Randolfe lembra que, com o fim da CPI, começa o trabalho do Observatório da Pandemia. “Vai ser uma frente parlamentar de acompanhamento. Uma frente ampla. Sabe a frente ampla, a comentada? Será essa frente ampla. Essa frente ampla vai levar esse relatório para todos os cantos. Até Haia, até o Alto Comissariado de Direitos Humanos da ONU, até a Comissão Interamericana de Direitos Humanos. Esse livrinho não ficará em descanso eterno, em berço esplêndido”.

LUTA CIVILIZATÓRIA

Na entrevista ao TUTAMÉIA, Randolfe, formado em história, avalia a força de Bolsonaro:

“Não tenho a ilusão de que as hostes bolsonaristas estão murchando. Se trata de um governo de extrema direita fundamentalista. A história nos ensina que os fundamentalismos de extrema direita têm forte apelo populista. Foi assim com o fascismo, com o nazismo, com o franquismo, com o salazarismo, com o pinochetismo. Sempre há um caldo de apoio populista para a disputa na sociedade”. Ele continua:

“Bolsonaro, lamentavelmente, não é somente um personagem. O bolsonarismo deu identidade a alguns traços presentes, inclusive na fundação da sociedade brasileira: machismo, patriarcalismo, elitismo, patrimonialismo. Esses genes formadores da sociedade encontraram abrigo. Com um movimento dessa natureza sempre haverá um amplo lastro social. O que a CPI ajudou foi organizar a reação, principalmente nas redes sociais”.

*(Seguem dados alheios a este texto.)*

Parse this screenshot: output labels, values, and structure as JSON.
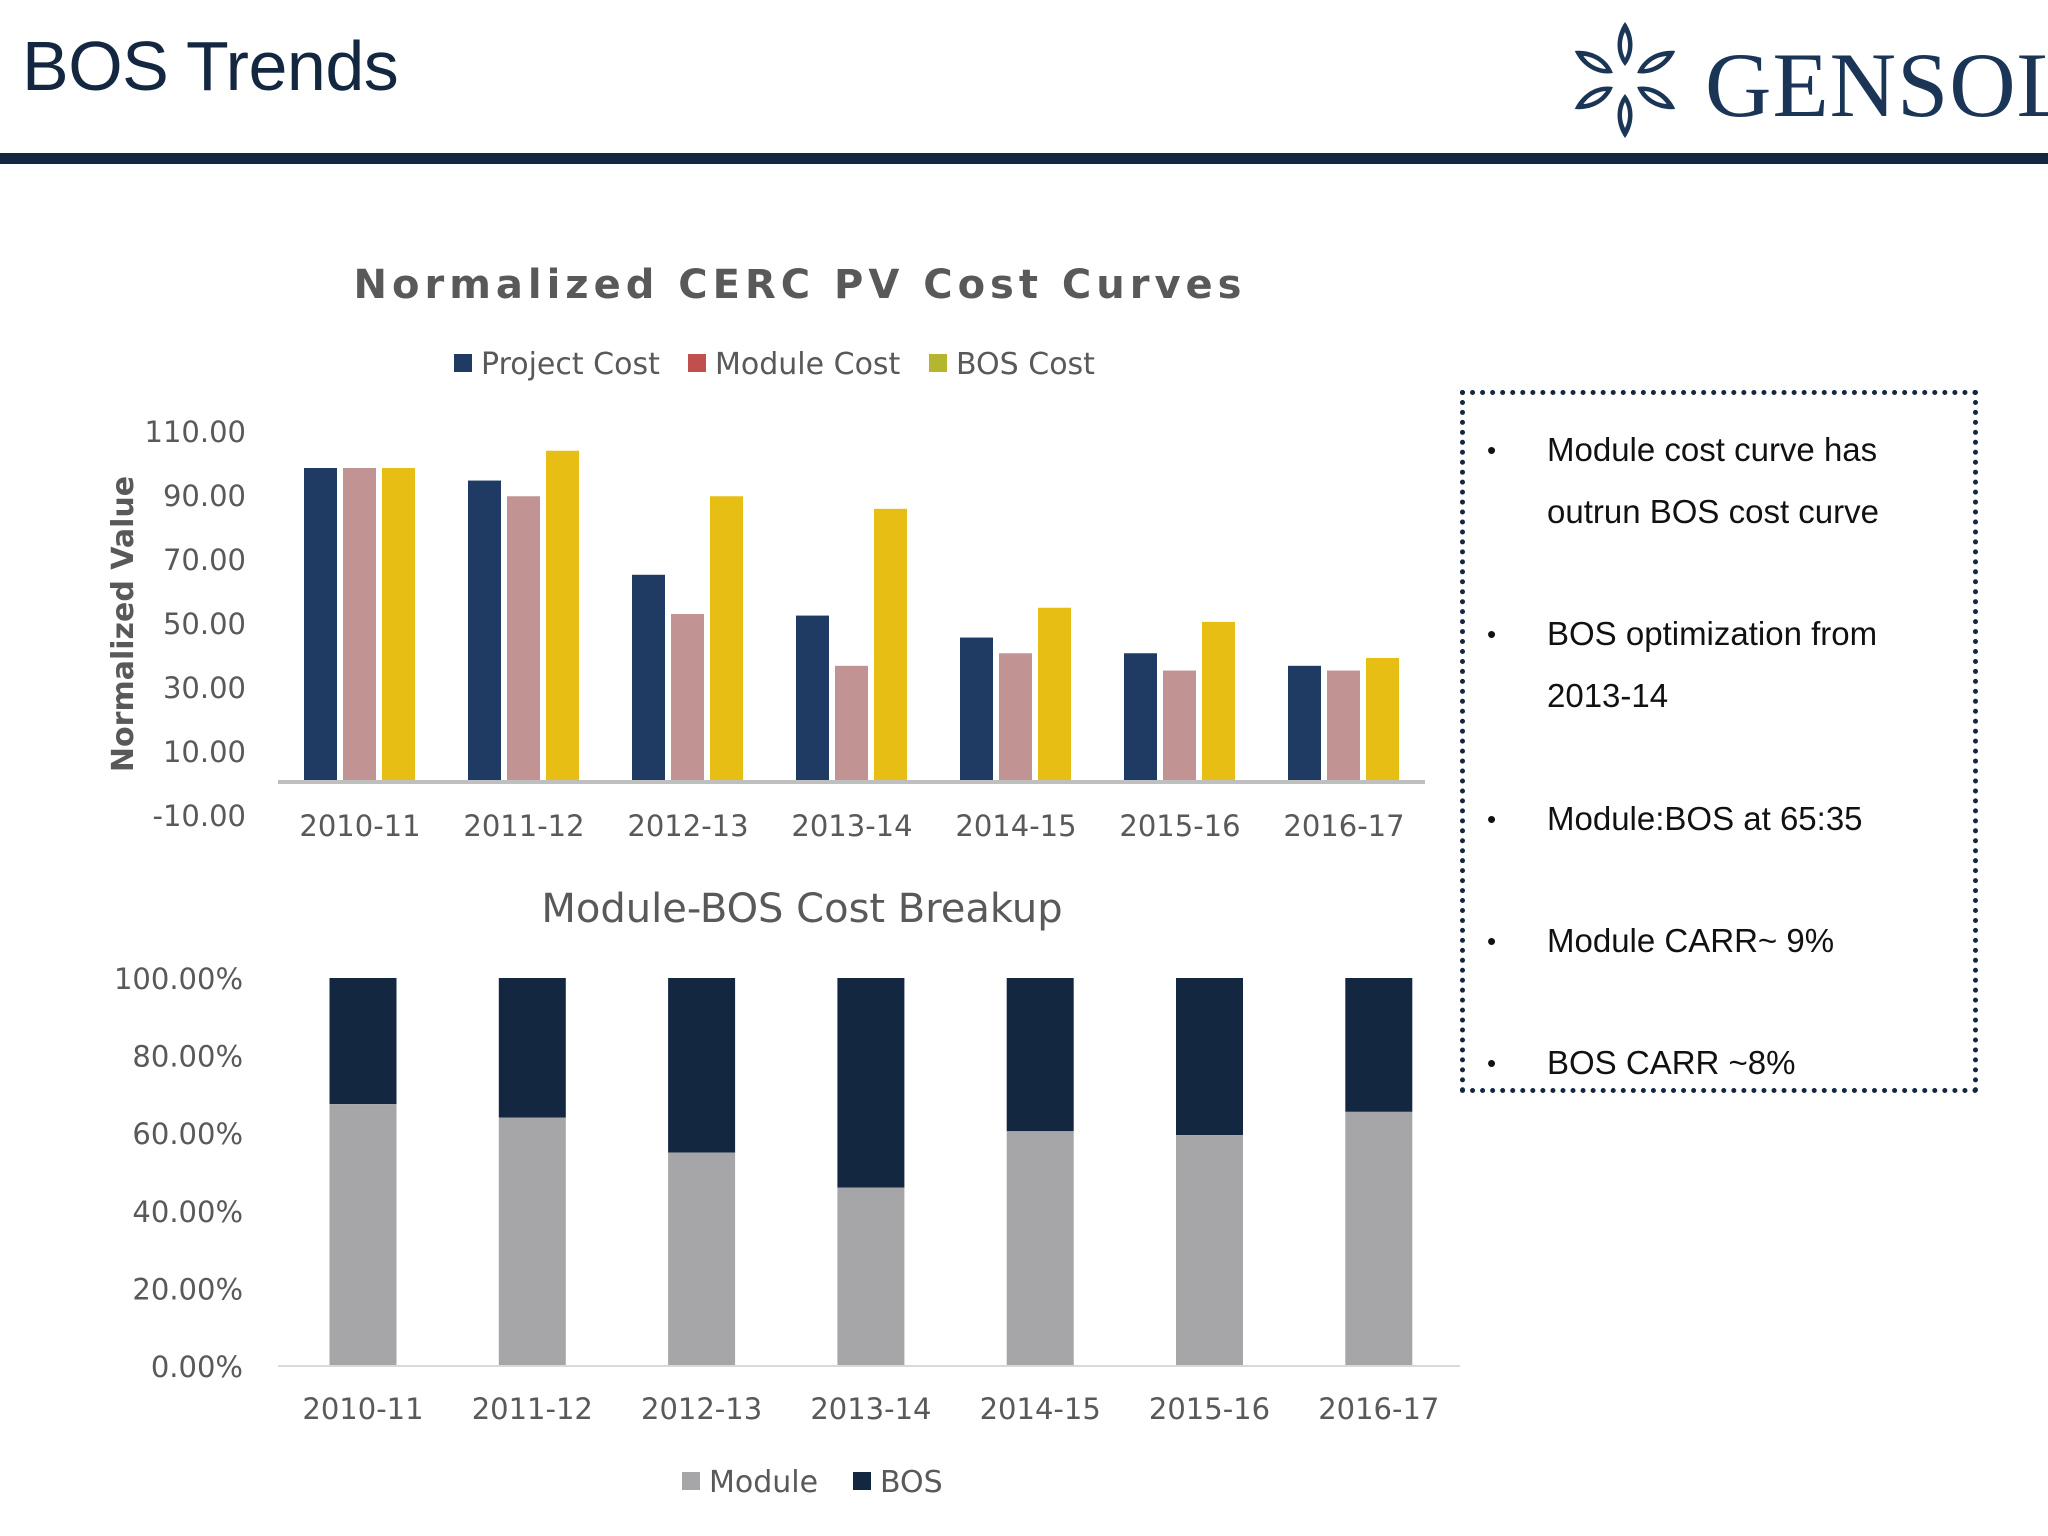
{
  "title": "BOS Trends",
  "brand": {
    "name": "GENSOL",
    "color": "#1b3556",
    "icon": "gensol-star-logo-icon"
  },
  "colors": {
    "project": "#1f3a63",
    "module": "#c29393",
    "bos": "#e6be14",
    "module_share": "#a6a6a8",
    "bos_share": "#132741"
  },
  "chart_data": [
    {
      "type": "bar",
      "title": "Normalized CERC PV Cost Curves",
      "xlabel": "",
      "ylabel": "Normalized Value",
      "ylim": [
        -10,
        110
      ],
      "yticks": [
        "110.00",
        "90.00",
        "70.00",
        "50.00",
        "30.00",
        "10.00",
        "-10.00"
      ],
      "legend_position": "top",
      "categories": [
        "2010-11",
        "2011-12",
        "2012-13",
        "2013-14",
        "2014-15",
        "2015-16",
        "2016-17"
      ],
      "series": [
        {
          "name": "Project Cost",
          "values": [
            100,
            96,
            66,
            53,
            46,
            41,
            37
          ]
        },
        {
          "name": "Module Cost",
          "values": [
            100,
            91,
            53.5,
            37,
            41,
            35.5,
            35.5
          ]
        },
        {
          "name": "BOS Cost",
          "values": [
            100,
            105.5,
            91,
            87,
            55.5,
            51,
            39.5
          ]
        }
      ]
    },
    {
      "type": "bar",
      "stacked": true,
      "title": "Module-BOS Cost Breakup",
      "xlabel": "",
      "ylabel": "",
      "ylim": [
        0,
        100
      ],
      "yticks": [
        "100.00%",
        "80.00%",
        "60.00%",
        "40.00%",
        "20.00%",
        "0.00%"
      ],
      "legend_position": "bottom",
      "categories": [
        "2010-11",
        "2011-12",
        "2012-13",
        "2013-14",
        "2014-15",
        "2015-16",
        "2016-17"
      ],
      "series": [
        {
          "name": "Module",
          "values": [
            67.5,
            64,
            55,
            46,
            60.5,
            59.5,
            65.5
          ]
        },
        {
          "name": "BOS",
          "values": [
            32.5,
            36,
            45,
            54,
            39.5,
            40.5,
            34.5
          ]
        }
      ]
    }
  ],
  "notes": [
    {
      "bullet": "•",
      "text": "Module cost curve has outrun BOS cost curve"
    },
    {
      "bullet": "•",
      "text": "BOS optimization from 2013-14"
    },
    {
      "bullet": "•",
      "text": "Module:BOS at 65:35"
    },
    {
      "bullet": "•",
      "text": "Module CARR~ 9%"
    },
    {
      "bullet": "•",
      "text": "BOS CARR ~8%"
    }
  ]
}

Ao avaliar o comportamento da mídia durante a CPI, o senador afirma que a luta que está sendo travada hoje não é entre esquerda e direita.

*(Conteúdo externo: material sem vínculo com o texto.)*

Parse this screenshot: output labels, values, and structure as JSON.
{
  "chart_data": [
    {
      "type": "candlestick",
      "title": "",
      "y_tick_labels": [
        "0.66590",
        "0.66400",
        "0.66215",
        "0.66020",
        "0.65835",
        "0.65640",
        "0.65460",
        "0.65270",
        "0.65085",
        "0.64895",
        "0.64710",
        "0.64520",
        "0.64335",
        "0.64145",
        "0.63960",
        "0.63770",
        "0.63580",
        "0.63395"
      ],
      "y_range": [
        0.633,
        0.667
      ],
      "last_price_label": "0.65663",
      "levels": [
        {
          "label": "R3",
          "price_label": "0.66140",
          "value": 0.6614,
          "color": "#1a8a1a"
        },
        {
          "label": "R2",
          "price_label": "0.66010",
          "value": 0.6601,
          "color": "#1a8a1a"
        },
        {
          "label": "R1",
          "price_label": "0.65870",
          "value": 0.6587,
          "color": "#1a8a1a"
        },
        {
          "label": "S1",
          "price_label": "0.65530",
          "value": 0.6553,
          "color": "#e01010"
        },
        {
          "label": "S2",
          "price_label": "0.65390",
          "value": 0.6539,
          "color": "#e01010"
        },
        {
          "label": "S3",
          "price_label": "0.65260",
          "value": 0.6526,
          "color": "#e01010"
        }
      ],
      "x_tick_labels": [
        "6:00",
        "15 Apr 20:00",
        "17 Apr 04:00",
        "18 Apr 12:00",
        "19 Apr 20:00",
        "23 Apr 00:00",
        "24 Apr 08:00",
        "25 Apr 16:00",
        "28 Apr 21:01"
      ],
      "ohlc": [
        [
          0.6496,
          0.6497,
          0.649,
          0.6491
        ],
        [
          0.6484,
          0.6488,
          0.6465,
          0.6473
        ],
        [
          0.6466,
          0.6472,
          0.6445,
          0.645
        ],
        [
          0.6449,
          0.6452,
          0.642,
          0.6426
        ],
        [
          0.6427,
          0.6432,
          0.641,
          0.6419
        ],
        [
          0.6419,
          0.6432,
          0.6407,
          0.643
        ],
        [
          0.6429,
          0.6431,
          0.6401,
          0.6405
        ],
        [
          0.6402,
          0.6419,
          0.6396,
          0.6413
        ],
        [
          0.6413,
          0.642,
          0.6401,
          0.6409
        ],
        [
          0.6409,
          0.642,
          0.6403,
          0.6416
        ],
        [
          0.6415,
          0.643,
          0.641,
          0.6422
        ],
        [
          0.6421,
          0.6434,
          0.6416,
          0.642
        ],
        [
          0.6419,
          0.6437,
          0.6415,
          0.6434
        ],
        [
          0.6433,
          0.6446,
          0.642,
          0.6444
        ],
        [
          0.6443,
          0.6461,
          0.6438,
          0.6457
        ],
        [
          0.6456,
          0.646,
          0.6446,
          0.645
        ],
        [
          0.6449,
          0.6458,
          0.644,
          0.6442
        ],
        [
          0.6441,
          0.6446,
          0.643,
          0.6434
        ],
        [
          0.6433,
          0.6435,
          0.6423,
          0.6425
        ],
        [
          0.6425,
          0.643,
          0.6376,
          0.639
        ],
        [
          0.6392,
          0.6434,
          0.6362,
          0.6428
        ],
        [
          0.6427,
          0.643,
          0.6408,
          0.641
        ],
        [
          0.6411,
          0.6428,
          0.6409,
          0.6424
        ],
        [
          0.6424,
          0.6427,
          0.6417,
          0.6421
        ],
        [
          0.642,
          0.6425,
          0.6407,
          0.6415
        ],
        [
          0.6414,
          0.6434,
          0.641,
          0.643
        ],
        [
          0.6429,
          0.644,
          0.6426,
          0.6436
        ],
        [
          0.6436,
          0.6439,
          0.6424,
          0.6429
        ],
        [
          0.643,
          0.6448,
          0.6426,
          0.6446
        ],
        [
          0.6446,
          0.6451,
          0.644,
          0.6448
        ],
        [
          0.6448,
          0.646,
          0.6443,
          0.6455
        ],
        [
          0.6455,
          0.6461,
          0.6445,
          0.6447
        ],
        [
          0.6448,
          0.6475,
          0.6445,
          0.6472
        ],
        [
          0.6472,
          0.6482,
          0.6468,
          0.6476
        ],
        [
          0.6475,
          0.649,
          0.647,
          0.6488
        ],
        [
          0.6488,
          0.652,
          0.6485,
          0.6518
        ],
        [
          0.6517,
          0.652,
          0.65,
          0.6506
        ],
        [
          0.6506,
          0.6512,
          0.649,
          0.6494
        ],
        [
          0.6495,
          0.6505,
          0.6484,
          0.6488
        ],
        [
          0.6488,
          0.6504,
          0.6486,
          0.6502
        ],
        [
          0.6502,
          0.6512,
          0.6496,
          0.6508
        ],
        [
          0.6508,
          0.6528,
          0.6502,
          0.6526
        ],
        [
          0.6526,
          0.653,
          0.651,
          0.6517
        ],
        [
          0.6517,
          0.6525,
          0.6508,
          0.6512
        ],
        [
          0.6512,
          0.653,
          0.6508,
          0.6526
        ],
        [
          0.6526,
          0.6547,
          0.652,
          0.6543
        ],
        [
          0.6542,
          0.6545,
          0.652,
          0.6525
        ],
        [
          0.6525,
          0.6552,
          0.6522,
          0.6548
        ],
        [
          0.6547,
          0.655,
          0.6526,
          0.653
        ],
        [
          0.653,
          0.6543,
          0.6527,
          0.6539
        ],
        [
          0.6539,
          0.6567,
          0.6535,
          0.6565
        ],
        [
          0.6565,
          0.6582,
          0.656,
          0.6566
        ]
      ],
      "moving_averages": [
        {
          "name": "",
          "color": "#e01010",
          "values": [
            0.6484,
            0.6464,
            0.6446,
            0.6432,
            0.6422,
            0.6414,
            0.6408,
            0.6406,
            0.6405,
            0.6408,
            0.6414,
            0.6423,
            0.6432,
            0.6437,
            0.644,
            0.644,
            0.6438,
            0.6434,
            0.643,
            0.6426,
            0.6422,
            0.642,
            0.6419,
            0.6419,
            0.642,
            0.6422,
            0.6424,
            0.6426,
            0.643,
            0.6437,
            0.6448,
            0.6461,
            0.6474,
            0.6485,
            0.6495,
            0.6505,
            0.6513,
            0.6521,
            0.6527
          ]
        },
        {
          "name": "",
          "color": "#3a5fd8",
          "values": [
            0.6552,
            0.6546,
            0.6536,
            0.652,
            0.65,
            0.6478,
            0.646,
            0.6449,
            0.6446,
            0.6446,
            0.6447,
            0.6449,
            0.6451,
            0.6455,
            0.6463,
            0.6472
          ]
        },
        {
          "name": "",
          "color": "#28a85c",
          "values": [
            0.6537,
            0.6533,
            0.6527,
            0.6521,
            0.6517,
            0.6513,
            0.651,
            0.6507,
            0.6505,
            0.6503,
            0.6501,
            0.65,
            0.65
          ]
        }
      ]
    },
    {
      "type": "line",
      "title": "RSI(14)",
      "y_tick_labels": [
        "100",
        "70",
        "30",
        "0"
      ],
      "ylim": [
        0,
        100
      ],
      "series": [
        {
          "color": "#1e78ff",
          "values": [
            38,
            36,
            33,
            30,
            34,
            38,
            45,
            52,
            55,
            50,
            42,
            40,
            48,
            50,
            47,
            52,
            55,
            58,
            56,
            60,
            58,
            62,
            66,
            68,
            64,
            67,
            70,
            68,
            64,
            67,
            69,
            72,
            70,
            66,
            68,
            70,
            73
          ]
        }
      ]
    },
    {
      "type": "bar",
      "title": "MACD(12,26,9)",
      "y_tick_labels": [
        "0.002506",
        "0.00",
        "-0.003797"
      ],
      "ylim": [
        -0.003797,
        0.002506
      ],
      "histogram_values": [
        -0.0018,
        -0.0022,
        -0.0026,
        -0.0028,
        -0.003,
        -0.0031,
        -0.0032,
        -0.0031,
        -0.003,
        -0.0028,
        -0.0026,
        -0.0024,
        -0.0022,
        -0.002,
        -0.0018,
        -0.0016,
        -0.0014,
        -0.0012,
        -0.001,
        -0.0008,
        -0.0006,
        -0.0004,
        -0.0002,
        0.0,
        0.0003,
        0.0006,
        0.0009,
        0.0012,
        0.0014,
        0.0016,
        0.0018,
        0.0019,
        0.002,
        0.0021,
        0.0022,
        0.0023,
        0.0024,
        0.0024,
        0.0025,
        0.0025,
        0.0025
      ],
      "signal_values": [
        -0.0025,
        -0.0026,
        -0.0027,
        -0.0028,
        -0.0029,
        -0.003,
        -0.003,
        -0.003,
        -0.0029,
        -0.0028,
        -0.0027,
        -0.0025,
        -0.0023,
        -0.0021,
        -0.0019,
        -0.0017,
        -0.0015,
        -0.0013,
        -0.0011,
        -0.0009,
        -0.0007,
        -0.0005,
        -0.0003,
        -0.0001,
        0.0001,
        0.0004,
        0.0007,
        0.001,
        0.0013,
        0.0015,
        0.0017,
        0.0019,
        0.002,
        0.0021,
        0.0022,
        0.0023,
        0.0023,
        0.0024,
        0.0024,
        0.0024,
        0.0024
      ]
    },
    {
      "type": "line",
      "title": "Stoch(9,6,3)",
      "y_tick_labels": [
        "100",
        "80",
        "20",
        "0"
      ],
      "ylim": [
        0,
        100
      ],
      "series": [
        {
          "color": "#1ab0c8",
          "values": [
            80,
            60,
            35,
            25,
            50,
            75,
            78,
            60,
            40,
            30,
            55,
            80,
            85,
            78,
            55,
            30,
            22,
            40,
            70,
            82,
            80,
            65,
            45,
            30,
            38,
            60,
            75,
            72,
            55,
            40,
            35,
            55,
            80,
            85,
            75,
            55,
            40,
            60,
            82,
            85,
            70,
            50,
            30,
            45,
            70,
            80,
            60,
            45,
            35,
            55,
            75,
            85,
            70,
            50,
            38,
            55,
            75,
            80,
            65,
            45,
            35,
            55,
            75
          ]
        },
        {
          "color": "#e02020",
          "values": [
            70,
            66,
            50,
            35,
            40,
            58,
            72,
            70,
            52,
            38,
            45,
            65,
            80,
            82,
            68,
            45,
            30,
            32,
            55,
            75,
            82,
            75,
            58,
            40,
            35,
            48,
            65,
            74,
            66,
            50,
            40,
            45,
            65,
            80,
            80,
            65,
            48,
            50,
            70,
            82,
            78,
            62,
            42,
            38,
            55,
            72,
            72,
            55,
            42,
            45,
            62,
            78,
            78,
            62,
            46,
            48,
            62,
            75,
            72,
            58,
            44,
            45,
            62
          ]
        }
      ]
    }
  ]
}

“É uma luta civilizatória. A própria existência da imprensa livre exige a necessidade de que nós sejamos vitoriosos ao final dessa luta. Se a imprensa livre e democrática não dá as luzes a essa luta, o que vai ficar valendo como notícia é a corrente do WhatsApp, não é mais a notícia na sua fonte. É o que é dito nos grupos de zap. E isso é a barbárie”, diz.

Ele segue:

“É preciso em uma reação coordenada de todos, progressistas, conservadores, todos que acreditam na notícia, na informação. Porque a luta que estamos travando é uma luta civilizatória. Não temos uma força política no governo; temos uma coalizão do mal, do horror, da barbárie, da tragédia. A luta hoje é entre a manutenção e a existência de um estado democrático de direito mínimo, da liberdade de imprensa, do pacto civilizatório ou a barbárie, o horror”.